S'il nous paraît clair au vu des différentes réalités, de la détresse morale et de la misère matérielle auxquels notre pays est en proie, qu'il est impératif qu'un maximum de diplômés fasse leur retour au bercail, il serait malgré tout utopique de penser que le système en place est savamment conçu pour les accueillir tous et leur trouver une place au soleil. Il n'en n'est malheureusement rien. Pour les jeunes de la diaspora, de plus en plus nombreux en occident, de la France à l'Allemagne, de la Grande Bretagne à la Norvège, en passant par l'Espagne ou le Japon, plusieurs centaines voire des milliers sortant chaque année des universités parfois les plus prestigieuses, les inégalités sociales prévalant sur place, au Cameroun, peuvent continuer à peser sur leur future réintégration à leur retour.

En effet, Il s'avère que, comme les trois classes, bourgeoise, moyenne, “ouvrière”, qui existent au Cameroun, il existerait plus ou moins trois classes d'étudiants Camerounais qui, de par leur appartenance à telle une ou à telle autre de ces classes, pourraient voir leur retour totalement compromis ou alors, à l'inverse, extrêmement facilité. Même si ces trois classes, que nous présenterons ci-dessous, ne prétendent pas être entièrement exhaustives des cas de figures d'immigrés Camerounais que l'on peut rencontrer en occident, elles n'en restent pas moins indicatives d'une réalité qui prévaut dans certains milieux estudiantins aujourd'hui.
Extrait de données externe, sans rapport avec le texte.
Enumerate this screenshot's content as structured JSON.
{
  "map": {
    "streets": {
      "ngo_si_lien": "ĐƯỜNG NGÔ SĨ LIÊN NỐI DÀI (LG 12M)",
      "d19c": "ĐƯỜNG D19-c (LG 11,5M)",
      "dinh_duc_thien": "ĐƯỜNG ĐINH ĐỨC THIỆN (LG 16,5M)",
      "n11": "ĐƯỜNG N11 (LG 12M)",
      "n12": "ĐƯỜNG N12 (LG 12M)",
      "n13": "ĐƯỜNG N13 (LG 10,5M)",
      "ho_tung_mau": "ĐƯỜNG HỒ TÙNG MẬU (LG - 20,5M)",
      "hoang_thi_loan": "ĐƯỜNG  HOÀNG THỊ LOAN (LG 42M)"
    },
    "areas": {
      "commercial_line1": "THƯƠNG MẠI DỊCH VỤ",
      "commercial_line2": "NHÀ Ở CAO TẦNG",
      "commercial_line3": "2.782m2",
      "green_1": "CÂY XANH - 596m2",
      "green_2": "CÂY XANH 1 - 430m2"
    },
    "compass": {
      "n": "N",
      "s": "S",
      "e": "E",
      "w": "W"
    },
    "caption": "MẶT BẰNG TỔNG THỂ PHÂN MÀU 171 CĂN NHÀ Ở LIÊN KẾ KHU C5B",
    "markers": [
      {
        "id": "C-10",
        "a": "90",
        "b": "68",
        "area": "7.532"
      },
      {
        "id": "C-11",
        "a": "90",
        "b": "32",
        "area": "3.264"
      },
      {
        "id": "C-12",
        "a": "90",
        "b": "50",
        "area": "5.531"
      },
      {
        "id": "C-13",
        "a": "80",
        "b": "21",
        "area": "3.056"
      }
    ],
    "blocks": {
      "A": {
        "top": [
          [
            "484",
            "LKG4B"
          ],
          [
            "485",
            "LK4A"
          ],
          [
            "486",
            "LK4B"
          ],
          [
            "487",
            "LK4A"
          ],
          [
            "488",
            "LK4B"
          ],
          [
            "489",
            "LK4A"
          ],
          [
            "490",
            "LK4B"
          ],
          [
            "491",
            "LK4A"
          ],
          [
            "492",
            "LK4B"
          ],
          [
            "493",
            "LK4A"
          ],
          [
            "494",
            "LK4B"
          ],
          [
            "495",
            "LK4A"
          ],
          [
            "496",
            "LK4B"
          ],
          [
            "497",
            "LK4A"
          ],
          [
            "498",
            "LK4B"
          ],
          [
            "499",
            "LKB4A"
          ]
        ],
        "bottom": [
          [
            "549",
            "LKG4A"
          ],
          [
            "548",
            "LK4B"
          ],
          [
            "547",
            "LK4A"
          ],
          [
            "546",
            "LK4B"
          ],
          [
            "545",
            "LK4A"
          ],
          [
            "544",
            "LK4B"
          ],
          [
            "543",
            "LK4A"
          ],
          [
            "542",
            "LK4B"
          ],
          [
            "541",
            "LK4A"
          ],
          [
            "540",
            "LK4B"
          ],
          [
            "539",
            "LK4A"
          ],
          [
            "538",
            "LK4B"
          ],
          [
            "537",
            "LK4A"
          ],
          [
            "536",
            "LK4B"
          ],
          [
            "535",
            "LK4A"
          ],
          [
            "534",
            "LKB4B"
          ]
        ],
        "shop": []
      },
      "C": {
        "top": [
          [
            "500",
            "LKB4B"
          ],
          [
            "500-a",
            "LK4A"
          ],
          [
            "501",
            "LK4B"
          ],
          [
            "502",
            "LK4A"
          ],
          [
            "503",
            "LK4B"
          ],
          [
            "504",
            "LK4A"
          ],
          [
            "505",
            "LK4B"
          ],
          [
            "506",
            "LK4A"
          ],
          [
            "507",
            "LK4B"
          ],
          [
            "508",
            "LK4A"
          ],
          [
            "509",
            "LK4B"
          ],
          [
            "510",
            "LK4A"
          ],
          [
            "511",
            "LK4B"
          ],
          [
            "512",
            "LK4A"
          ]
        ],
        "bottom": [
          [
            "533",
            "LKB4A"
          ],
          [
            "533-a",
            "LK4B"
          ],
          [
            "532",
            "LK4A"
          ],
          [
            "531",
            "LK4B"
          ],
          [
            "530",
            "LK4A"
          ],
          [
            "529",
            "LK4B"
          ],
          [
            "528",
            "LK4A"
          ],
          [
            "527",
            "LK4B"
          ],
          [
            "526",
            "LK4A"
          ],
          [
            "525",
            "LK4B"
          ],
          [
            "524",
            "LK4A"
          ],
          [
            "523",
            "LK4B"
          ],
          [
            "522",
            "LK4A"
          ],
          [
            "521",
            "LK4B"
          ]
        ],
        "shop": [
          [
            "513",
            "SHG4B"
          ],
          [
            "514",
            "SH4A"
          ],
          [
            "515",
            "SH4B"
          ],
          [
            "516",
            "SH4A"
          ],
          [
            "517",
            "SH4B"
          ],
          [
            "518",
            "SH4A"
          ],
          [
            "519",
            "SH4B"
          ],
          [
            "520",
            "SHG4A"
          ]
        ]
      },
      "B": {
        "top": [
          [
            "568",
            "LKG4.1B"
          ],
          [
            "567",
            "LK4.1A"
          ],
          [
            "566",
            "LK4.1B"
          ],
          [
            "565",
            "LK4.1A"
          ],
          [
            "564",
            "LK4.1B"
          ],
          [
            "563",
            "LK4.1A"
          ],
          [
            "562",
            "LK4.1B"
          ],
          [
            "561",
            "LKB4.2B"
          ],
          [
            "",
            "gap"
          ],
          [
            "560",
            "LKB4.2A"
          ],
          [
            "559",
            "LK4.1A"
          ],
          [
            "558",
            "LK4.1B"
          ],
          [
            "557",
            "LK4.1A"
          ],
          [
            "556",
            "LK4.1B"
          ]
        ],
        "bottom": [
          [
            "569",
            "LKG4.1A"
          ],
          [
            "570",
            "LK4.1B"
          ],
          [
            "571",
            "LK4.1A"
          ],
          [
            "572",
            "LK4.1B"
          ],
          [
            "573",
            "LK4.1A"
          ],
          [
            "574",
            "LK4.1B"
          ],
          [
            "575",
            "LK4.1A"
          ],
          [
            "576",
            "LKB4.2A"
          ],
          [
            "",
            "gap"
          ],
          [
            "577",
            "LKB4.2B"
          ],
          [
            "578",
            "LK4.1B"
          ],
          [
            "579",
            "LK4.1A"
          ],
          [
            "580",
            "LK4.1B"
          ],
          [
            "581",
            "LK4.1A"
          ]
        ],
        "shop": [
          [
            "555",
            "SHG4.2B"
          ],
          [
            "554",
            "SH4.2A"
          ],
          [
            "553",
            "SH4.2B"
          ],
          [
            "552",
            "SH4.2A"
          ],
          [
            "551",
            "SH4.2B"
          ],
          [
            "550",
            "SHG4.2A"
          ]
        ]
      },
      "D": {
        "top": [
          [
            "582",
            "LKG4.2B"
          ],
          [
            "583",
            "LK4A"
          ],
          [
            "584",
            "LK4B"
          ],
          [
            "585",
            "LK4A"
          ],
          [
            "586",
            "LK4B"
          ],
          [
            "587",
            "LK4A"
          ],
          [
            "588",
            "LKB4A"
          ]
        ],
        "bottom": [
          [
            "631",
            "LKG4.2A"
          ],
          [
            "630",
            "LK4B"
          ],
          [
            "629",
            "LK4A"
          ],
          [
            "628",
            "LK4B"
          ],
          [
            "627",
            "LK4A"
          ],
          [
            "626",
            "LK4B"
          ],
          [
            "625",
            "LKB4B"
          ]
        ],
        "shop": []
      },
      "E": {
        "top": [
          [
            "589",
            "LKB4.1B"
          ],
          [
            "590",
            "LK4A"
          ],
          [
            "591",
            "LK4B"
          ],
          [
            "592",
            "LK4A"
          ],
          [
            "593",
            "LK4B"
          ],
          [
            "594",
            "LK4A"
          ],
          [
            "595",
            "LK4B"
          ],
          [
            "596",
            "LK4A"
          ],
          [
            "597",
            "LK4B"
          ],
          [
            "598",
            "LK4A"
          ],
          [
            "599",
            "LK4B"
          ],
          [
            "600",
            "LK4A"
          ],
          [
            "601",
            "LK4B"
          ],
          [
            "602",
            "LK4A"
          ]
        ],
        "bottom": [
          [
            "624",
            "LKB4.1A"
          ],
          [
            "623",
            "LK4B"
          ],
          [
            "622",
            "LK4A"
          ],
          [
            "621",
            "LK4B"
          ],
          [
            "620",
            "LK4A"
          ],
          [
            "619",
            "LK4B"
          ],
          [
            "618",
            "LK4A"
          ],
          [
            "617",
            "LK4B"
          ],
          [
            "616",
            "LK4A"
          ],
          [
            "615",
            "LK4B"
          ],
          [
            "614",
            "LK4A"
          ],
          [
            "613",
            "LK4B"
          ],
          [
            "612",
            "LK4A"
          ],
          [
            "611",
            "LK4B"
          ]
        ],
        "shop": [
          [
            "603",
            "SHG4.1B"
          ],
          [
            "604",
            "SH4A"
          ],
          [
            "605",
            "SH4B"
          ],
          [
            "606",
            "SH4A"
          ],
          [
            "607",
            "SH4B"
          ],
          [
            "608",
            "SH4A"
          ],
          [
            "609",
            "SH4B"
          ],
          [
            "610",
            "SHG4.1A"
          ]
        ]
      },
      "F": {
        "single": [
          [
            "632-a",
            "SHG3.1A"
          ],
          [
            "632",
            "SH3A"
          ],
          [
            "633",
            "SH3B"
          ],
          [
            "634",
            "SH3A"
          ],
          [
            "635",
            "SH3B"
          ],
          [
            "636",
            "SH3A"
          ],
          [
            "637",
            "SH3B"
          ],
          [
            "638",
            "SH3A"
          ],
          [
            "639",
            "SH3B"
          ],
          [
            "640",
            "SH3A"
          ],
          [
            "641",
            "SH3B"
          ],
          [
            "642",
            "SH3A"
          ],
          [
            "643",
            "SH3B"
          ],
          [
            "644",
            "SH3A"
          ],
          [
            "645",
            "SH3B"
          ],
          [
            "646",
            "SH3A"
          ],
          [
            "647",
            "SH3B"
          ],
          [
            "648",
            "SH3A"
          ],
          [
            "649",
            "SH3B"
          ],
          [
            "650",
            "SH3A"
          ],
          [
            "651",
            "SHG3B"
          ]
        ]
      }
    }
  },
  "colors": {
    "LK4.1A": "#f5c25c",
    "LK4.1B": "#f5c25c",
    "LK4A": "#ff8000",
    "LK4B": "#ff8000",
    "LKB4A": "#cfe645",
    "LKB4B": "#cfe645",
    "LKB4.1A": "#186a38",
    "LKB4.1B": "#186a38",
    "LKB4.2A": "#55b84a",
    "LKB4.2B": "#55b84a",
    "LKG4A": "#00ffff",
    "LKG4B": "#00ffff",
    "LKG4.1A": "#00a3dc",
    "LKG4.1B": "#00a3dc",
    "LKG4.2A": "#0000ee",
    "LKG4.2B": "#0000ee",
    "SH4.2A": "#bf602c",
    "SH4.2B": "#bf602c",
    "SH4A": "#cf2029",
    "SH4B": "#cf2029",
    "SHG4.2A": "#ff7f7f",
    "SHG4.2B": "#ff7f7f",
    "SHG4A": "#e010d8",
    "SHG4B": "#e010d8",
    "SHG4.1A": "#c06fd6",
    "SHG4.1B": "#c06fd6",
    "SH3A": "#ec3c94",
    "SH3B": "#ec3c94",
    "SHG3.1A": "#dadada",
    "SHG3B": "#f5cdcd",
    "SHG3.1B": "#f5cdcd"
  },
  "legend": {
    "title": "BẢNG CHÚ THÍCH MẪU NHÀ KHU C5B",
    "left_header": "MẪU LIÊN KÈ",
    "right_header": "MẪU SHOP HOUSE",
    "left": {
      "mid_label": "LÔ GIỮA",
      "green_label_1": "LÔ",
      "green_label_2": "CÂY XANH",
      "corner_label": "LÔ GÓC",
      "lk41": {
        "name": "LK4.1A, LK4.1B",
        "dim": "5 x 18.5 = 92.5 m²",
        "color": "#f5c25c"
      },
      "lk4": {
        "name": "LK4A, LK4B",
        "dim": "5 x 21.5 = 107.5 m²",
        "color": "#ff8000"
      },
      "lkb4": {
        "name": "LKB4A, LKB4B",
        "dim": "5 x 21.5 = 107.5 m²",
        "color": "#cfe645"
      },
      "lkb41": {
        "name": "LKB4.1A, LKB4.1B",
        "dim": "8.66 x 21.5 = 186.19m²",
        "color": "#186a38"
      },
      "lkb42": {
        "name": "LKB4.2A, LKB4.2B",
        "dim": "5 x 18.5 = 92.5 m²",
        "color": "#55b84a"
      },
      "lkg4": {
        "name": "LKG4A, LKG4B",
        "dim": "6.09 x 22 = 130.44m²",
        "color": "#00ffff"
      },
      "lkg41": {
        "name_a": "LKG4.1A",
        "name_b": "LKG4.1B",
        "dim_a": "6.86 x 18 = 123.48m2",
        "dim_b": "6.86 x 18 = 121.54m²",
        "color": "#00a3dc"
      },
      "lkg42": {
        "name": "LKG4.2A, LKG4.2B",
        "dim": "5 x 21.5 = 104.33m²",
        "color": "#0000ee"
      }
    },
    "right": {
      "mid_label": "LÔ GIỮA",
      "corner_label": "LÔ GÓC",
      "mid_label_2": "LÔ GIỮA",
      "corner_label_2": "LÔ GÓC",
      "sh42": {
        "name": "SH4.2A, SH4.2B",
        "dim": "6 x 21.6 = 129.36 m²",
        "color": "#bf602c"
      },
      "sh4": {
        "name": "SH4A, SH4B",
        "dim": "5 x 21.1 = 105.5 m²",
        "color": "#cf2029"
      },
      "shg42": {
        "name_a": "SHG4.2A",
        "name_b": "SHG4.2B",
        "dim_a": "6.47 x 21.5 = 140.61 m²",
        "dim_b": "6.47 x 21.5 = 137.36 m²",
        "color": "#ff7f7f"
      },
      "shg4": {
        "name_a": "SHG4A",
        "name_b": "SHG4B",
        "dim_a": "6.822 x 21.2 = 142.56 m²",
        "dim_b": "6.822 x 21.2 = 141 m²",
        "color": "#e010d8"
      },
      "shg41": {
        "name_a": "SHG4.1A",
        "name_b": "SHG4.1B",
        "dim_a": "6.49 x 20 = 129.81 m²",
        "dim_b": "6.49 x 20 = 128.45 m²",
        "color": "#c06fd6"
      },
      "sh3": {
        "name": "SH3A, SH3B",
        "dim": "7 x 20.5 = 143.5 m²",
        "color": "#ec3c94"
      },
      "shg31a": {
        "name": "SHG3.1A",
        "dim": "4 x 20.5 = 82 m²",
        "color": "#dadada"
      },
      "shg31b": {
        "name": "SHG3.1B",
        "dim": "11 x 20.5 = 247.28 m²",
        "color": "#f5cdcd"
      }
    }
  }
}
On retrouve donc ainsi, pour une première classe d'étudiants, ce qu'on a qualifié de privilégiés : ceux là, sont des enfants d'hommes politiques, d'hommes affaires et des décideurs Camerounais qui après une scolarité très souvent normale et linéaire dans un grand lycée de Douala ou Yaoundé, ou une école Française, sont arrivés en France (ou ailleurs) avec tous les avantages liés à leur rang social : obtention aisée de visa, capacité de logement facile dès l'arrivée à l'étranger, facilités d'inscriptions et rentes mensuelles assurées pendant presque toute l'étendue de la scolarité. Les parents eux, attendant impatiemment le retour des enfants, pour leur assurer une place dans une grosse structure ou les mettre aux commandes d'un groupe familial. Les jeunes de cette catégorie, n'ont clairement aucune raison de rester en occident, n'ayant aucune problématique d'ordre matérielle ou financière à traiter. Ils peuvent s'envoler directement pour le Cameroun (après une scolarité après bac généralement très rapide compte tenu des facilités) où très souvent, une place au soleil les attend, et s'atteler ainsi, à la difficile tâche de remettre le Cameroun sur les bons rails s'ils en ont un tant soit peu la conscience.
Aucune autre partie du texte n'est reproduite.